Dona de maisons de vinho espalhadas pelo mundo inteiro, a MH organizou esse encontro para reafirmar seu compromisso com as práticas sustentáveis na viticultura, conciliando resultados econômicos e as necessidades da natureza e das comunidades ao redor.
Uma iniciativa importante do fórum foi reunir na mesma mesa outras grandes companhias do mercado para compartilhar informações, ações e conhecimento de maneira totalmente aberta e honesta (e a arquibancada em forma de arena construída para o evento cumpriu essa função).
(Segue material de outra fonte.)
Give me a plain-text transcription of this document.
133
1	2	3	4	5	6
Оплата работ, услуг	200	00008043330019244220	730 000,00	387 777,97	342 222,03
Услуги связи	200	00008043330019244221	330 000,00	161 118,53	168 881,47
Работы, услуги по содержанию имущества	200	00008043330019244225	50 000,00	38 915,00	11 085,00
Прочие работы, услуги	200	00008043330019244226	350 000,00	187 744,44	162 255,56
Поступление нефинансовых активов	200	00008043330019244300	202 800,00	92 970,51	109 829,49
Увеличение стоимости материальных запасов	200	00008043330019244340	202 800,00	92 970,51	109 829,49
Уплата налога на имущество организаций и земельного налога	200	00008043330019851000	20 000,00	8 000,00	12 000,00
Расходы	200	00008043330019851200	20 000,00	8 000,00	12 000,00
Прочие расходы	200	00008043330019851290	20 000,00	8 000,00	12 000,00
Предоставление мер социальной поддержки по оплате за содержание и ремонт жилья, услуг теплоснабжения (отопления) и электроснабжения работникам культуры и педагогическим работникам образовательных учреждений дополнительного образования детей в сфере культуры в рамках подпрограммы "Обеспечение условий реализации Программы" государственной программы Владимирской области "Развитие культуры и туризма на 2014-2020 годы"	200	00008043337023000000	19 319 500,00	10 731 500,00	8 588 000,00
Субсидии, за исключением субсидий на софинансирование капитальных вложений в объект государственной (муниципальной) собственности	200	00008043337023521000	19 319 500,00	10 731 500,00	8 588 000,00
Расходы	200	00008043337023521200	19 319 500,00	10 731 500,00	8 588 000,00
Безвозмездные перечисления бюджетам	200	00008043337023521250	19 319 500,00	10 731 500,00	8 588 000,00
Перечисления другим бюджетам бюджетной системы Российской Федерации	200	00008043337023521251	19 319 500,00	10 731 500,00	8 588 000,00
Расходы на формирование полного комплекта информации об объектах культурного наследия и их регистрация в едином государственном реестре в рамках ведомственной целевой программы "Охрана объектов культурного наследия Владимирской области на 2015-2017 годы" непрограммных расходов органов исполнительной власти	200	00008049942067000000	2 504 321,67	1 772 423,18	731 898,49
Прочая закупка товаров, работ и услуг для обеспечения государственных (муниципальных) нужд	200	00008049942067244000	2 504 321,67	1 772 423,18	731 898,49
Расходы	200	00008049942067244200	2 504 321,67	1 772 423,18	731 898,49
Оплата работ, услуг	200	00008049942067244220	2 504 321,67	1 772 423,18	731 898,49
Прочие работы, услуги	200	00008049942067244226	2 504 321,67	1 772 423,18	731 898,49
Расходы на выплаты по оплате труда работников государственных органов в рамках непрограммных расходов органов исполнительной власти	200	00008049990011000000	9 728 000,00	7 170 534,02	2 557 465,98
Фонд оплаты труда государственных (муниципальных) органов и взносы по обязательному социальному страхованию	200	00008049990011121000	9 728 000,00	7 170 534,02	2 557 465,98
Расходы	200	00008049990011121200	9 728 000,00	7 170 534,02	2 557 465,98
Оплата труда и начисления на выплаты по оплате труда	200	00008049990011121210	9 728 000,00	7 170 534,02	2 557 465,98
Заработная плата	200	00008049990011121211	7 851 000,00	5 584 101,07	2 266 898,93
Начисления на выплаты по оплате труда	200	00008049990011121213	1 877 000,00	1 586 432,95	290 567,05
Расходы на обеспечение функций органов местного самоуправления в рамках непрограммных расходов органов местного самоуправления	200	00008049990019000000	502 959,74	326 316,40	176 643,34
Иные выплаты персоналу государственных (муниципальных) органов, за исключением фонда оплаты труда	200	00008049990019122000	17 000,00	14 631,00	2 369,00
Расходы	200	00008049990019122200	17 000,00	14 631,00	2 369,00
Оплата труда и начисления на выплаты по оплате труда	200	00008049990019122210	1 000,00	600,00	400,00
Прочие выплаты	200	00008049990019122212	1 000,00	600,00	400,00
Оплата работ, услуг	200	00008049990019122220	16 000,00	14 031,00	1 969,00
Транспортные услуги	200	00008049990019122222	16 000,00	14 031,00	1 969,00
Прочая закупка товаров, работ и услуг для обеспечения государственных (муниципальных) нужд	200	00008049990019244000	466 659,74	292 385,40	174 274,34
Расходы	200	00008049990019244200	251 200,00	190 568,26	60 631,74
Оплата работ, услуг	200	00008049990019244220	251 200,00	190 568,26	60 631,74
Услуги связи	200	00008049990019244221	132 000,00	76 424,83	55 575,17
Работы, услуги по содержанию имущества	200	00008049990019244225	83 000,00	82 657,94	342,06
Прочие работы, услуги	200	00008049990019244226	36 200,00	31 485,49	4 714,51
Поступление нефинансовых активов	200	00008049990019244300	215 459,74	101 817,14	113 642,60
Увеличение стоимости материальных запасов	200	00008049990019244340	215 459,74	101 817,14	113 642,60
A Moet Hennessy se apresentou como catalisadora das boas práticas e colocou todo mundo para conversar.
AGRICULTURA REGENERATIVA
Um termo que ouvi por lá e já incorporei ao meu discurso foi competitive colaboration, ou seja, abrir o que você sabe firmando uma coalizão sem concorrência entre toda a cadeia de vinho, do solo à mesa. Em outras palavras, definir conjuntamente uma linha de sustentabilidade e de responsabilidade social corporativa, independentemente do que será feito em casa.
No Brasil, precisamos de diálogo entre o agronegócio, os pequenos agricultores e todos os demais envolvidos na cadeia do alimento.
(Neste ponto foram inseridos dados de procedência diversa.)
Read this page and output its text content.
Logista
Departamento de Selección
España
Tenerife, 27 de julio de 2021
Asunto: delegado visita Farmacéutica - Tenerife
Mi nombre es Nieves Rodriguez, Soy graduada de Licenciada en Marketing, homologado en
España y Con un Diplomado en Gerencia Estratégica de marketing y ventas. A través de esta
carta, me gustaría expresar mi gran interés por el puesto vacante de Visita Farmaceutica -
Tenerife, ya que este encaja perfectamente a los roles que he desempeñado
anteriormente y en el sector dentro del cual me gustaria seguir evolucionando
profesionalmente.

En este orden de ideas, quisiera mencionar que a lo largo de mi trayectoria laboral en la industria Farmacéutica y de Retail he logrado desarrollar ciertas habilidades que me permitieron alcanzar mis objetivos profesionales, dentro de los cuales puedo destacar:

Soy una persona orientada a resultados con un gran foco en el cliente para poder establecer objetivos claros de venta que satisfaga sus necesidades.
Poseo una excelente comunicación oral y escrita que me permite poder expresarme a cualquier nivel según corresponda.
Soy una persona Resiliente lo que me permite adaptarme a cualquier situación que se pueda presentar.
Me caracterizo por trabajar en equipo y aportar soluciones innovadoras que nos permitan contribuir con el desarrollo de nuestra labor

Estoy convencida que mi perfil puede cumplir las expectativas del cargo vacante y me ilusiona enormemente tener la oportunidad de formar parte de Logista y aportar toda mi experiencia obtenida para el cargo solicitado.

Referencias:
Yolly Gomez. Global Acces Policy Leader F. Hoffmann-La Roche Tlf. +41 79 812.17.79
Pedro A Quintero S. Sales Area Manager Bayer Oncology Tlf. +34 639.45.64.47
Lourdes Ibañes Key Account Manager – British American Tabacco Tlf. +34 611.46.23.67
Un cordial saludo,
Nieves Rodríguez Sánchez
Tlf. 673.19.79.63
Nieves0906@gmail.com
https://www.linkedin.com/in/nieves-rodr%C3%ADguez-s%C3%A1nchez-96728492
Depois de quatro anos levantando dados, a MH vem elaborando a transição da monocultura para a agricultura sustentável e regenerativa. Uma das ações é apoiar os mais de dois mil agricultores familiares que colaboram com o grupo no aprendizado e desenvolvimento de boas práticas sustentáveis. Sabemos que sem performance econômica não existe mudança. E é uma operação financeiramente eficiente que favorece a difusão das inovações.
Nesse contexto, o conceito de peer learning (aprendizagem entre pares) é uma das práticas adotadas. Os agricultores aprendem uns com os outros para encontrar soluções e, a partir disso, as empresas conseguem inovar e escalar.
Há muita pesquisa e informação sobre o assunto, mas ainda é preciso engajamento para ampliar seu alcance. Voltei de lá com mais perguntas do que respostas e um aprendizado: quanto mais complexo o problema a ser resolvido, mais open source precisamos ser.
Da mesma forma que o vinho uniu os concorrentes do setor para uma agenda comum, no Brasil, precisamos do mesmo diálogo entre o agronegócio, os pequenos agricultores e todos os demais envolvidos na cadeia do alimento. Fica aqui a inspiração da indústria das bebidas.